I'd recommend to use intrinsics for SIMD vectorization, which is portable to platforms that don't support the GCC syntax (e.g. Windows with MSVC). You can use Intel's Intrinsics Guide (https://software.intel.com/sites/landingpage/IntrinsicsGuide...) to find the intrinsics that corresponds to the instructions you are using.
Yes, that's a great link, and I agree that if you can get the performance you want with Intrinsics they are usually a better choice. But if you need compiler-portable high performance, I find that it can be really hard to get good performance on GCC, ICC, and Clang simultaneously with intrinsics.

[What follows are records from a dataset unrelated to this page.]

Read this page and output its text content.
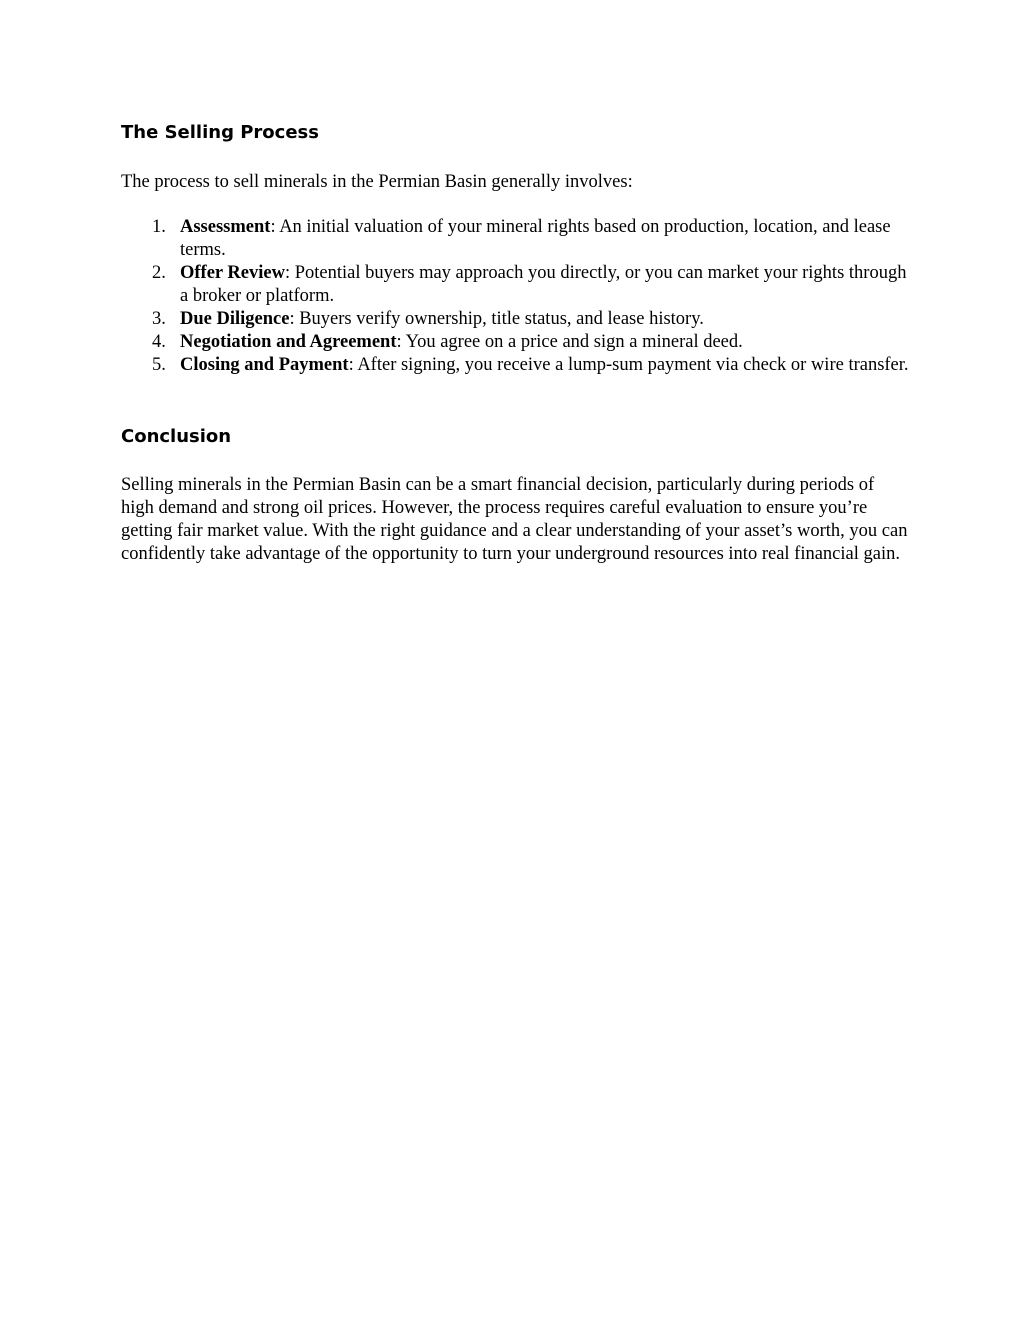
The Selling Process

The process to sell minerals in the Permian Basin generally involves:

1. Assessment: An initial valuation of your mineral rights based on production, location, and lease terms.
2. Offer Review: Potential buyers may approach you directly, or you can market your rights through a broker or platform.
3. Due Diligence: Buyers verify ownership, title status, and lease history.
4. Negotiation and Agreement: You agree on a price and sign a mineral deed.
5. Closing and Payment: After signing, you receive a lump-sum payment via check or wire transfer.
Conclusion

Selling minerals in the Permian Basin can be a smart financial decision, particularly during periods of high demand and strong oil prices. However, the process requires careful evaluation to ensure you’re getting fair market value. With the right guidance and a clear understanding of your asset’s worth, you can confidently take advantage of the opportunity to turn your underground resources into real financial gain.
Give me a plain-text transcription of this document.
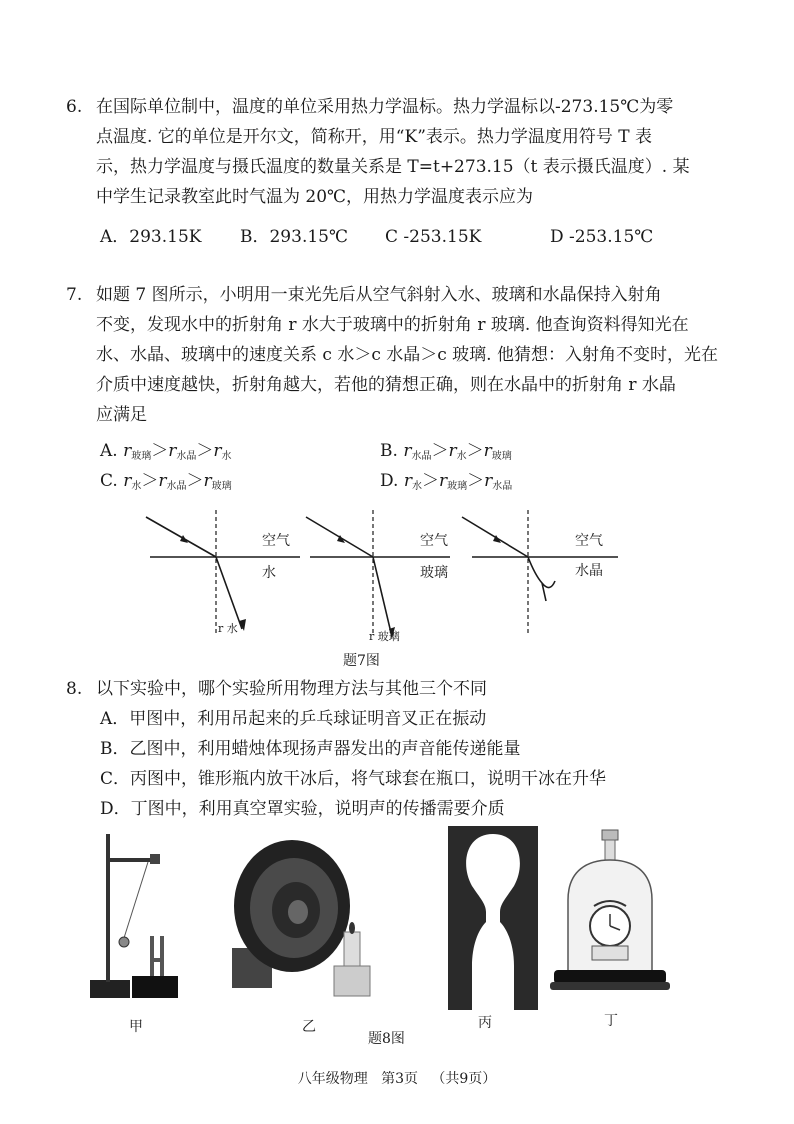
6. 在国际单位制中，温度的单位采用热力学温标。热力学温标以-273.15℃为零
点温度. 它的单位是开尔文，简称开，用“K”表示。热力学温度用符号 T 表
示，热力学温度与摄氏温度的数量关系是 T=t+273.15（t 表示摄氏温度）. 某
中学生记录教室此时气温为 20℃，用热力学温度表示应为
A．293.15K B．293.15℃ C -253.15K	D -253.15℃
7. 如题 7 图所示，小明用一束光先后从空气斜射入水、玻璃和水晶保持入射角
不变，发现水中的折射角 r 水大于玻璃中的折射角 r 玻璃. 他查询资料得知光在
水、水晶、玻璃中的速度关系 c 水＞c 水晶＞c 玻璃. 他猜想：入射角不变时，光在
介质中速度越快，折射角越大，若他的猜想正确，则在水晶中的折射角 r 水晶
应满足
A. $r_{玻璃}>r_{水晶}>r_水$	B. $r_{水晶}>r_水>r_{玻璃}$
C. $r_水>r_{水晶}>r_{玻璃}$	D. $r_水>r_{玻璃}>r_{水晶}$
空气
水
空气
玻璃
空气
水晶
r 水
r 玻璃
题7图
8. 以下实验中，哪个实验所用物理方法与其他三个不同
A．甲图中，利用吊起来的乒乓球证明音叉正在振动
B．乙图中，利用蜡烛体现扬声器发出的声音能传递能量
C．丙图中，锥形瓶内放干冰后，将气球套在瓶口，说明干冰在升华
D．丁图中，利用真空罩实验，说明声的传播需要介质
甲	乙	丙	丁
题8图
八年级物理 第3页 （共9页）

Another approach that's not quite there yet but is becoming more possible is to use https://www.cilkplus.org to annotate your C code to force automatic vectorization. It's native to ICC, built-in to GCC 5.0+, and available as an extension to Clang: https://news.ycombinator.com/item?id=11550250

I never liked them.

The asm {} blocks of PC compilers are so much developer friendly.

I rather use an external Assembler than GCC's inline syntax.